I made a test program and made a function that just prints some text, and I am trying to call it from a DLL by reversing it using IDA/Ghidra and getting a pointer to it.
I thought IDA was giving the wrong address so I checked with Ghidra and I got the same address...
Here is my code to call the function from my DLL
#include <iostream>
void coolRoutine() {
    printf("starting...\n");
    void(*ofunct)() = (void(__cdecl *)())(0x00401000);
    printf("got funct!\n");
    ofunct();
    printf("done!\n");
}
BOOL APIENTRY DllMain( HMODULE hModule,
                       DWORD  ul_reason_for_call,
                       LPVOID lpReserved
                     )
{
    switch (ul_reason_for_call)
    {
    case DLL_PROCESS_ATTACH:
        coolRoutine();
        break;
    case DLL_THREAD_ATTACH:
    case DLL_THREAD_DETACH:
    case DLL_PROCESS_DETACH:
        break;
    }
    return TRUE;
}
The program prints "starting..." and "got funct!" but does not call the original function.

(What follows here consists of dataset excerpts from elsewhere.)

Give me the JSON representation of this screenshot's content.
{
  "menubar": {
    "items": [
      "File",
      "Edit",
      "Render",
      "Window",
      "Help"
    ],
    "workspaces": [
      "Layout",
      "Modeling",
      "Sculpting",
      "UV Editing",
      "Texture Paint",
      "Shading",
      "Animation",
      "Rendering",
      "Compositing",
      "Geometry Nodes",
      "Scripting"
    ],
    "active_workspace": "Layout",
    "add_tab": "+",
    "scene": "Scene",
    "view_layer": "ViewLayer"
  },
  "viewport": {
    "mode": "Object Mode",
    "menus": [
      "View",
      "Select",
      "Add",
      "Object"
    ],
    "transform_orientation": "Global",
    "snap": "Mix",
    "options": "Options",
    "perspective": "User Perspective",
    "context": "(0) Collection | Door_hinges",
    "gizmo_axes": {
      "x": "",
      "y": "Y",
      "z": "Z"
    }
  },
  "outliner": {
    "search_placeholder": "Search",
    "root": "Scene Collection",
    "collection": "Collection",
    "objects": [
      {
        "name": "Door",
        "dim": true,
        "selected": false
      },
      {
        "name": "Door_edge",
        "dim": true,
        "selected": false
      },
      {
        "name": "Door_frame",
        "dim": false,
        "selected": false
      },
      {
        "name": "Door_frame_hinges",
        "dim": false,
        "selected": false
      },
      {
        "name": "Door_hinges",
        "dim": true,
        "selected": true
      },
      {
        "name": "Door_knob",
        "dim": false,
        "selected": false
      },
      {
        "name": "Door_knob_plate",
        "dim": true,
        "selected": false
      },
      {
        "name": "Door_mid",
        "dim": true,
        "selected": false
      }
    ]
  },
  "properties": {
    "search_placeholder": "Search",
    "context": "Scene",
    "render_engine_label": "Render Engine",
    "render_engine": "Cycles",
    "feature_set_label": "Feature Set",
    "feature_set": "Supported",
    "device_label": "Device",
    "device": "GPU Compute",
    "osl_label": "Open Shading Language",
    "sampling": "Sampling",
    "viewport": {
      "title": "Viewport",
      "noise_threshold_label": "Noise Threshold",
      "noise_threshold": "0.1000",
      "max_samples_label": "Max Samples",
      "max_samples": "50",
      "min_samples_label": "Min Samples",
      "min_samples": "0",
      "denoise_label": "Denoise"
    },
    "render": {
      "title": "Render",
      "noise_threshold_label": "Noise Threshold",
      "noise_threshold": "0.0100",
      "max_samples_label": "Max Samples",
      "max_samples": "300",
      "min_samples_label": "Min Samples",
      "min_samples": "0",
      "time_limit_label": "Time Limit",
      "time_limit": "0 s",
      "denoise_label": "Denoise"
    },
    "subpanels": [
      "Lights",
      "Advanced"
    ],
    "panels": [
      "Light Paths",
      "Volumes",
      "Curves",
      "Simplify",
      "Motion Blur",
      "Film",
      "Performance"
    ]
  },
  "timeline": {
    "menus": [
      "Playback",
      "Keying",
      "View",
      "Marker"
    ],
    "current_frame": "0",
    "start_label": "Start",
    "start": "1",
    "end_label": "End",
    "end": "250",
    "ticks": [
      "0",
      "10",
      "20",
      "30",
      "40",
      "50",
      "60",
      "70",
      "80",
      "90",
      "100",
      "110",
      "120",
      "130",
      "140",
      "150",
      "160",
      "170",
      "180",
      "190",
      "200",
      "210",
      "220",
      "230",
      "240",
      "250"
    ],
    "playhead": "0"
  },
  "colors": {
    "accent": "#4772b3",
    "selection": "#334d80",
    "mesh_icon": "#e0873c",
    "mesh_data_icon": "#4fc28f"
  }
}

I have tried looking at several posts and I can't figure out what I am doing wrong as someone else did something similar and it worked for them.
Update: as someone suggested, I have tried adding the base address to the function pointer however I have ended up with the same result.
Here is what I tried:
void coolRoutine() {
    printf("starting...\n");
    uintptr_t baseAddress = (uintptr_t)GetModuleHandle(0);
    std::cout << "Base Address: " << baseAddress << std::endl;
    void(*ofunct)() = (void(__cdecl *)())(baseAddress + 0x00401000);
    printf("got funct!\n");
    ofunct();
    printf("done!\n");
}
It is getting the base address correctly (or atleast I think it is, since it isn't null), but it isn't executing ofunct and print "done!".